Thursday, May 31, 2012

Tweeners Spelling Get All The Glory; Teens Doing Math Get No Respect

Sarah Kliff hypes this Thursday's Scripps National Spelling Bee, wherein a handful of precocious middle schoolers will attempt to spell incredibly obscure words (the competitors have gotten so good that contest organizers have had to dig deeper and deeper in order to produce a winner).
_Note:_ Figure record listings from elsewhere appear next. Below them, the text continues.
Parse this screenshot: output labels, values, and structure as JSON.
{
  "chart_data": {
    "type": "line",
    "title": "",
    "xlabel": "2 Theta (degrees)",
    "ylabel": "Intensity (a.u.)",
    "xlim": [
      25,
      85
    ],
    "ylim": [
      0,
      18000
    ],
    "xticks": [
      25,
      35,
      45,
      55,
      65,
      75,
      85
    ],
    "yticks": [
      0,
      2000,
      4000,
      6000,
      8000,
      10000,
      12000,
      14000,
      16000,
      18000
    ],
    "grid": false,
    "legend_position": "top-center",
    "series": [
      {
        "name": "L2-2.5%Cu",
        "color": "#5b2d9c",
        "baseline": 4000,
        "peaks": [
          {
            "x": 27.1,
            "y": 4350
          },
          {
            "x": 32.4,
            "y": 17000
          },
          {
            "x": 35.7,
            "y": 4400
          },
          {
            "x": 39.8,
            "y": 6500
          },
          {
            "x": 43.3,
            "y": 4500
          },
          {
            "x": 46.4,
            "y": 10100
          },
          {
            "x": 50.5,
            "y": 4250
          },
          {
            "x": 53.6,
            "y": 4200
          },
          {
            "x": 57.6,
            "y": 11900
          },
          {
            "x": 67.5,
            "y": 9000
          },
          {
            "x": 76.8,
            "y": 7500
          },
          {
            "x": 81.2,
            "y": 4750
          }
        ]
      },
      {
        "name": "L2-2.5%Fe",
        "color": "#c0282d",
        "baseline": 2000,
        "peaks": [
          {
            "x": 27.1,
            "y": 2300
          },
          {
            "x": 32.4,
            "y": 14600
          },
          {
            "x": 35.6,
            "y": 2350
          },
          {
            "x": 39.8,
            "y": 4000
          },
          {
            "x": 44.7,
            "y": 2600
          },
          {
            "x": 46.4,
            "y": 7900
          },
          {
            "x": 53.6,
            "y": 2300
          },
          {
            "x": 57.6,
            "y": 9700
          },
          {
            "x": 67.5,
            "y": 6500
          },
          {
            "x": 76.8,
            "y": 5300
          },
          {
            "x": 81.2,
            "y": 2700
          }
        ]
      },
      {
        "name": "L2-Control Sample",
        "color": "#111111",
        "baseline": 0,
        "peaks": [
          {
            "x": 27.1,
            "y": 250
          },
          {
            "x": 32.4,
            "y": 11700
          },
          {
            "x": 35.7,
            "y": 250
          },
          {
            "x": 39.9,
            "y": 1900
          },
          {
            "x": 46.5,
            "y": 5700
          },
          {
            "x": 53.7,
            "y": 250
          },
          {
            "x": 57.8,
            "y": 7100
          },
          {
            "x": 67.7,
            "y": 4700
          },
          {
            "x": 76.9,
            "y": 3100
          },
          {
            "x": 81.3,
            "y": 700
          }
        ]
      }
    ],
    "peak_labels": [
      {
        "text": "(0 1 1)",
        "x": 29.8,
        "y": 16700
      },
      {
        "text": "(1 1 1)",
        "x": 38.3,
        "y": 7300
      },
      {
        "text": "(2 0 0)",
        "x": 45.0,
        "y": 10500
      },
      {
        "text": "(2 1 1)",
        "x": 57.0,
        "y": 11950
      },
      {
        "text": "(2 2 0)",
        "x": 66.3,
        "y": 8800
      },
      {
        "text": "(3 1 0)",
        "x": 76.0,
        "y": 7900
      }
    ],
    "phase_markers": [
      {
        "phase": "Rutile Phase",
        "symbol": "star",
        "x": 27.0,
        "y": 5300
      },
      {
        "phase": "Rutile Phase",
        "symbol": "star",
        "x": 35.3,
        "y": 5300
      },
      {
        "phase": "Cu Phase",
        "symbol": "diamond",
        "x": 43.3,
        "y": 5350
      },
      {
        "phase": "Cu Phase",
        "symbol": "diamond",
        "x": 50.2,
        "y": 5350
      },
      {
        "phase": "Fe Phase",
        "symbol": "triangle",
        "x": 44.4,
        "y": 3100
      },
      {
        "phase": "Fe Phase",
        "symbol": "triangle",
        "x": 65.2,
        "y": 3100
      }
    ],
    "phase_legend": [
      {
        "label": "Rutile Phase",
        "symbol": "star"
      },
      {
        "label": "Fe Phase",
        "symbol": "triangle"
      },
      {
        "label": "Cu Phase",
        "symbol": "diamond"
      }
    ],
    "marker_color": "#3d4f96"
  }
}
Meanwhile, here's the Lehigh Valley ARML team. ARML is effectively the national championship of Contest Problem Math. Lehigh Valley and has been on an incredible run in the past seven years, winning four tournaments and placing in the top 3 every year in that time span. But you won't find their success aired on ESPN or getting a call from the White House. I guess the younger, more ethnically diverse, and more gender-balanced distribution of spelling bee contestants makes it more attractive from a marketing perspective

If I had infinite time, there are a handful of small ways that I would like to try to change the world to make it a better place. One would be to write a book about the post-Jackie Robinson generation of African-American baseball players, and use that as a launching point for a discussion about race relations in the post-civil rights era. Another would be to do something that increased the level of interest in STEM among girls and young women. The third would be to get more pop-culture respect for math team. Please start by refraining from using the word "mathlete" in all contexts.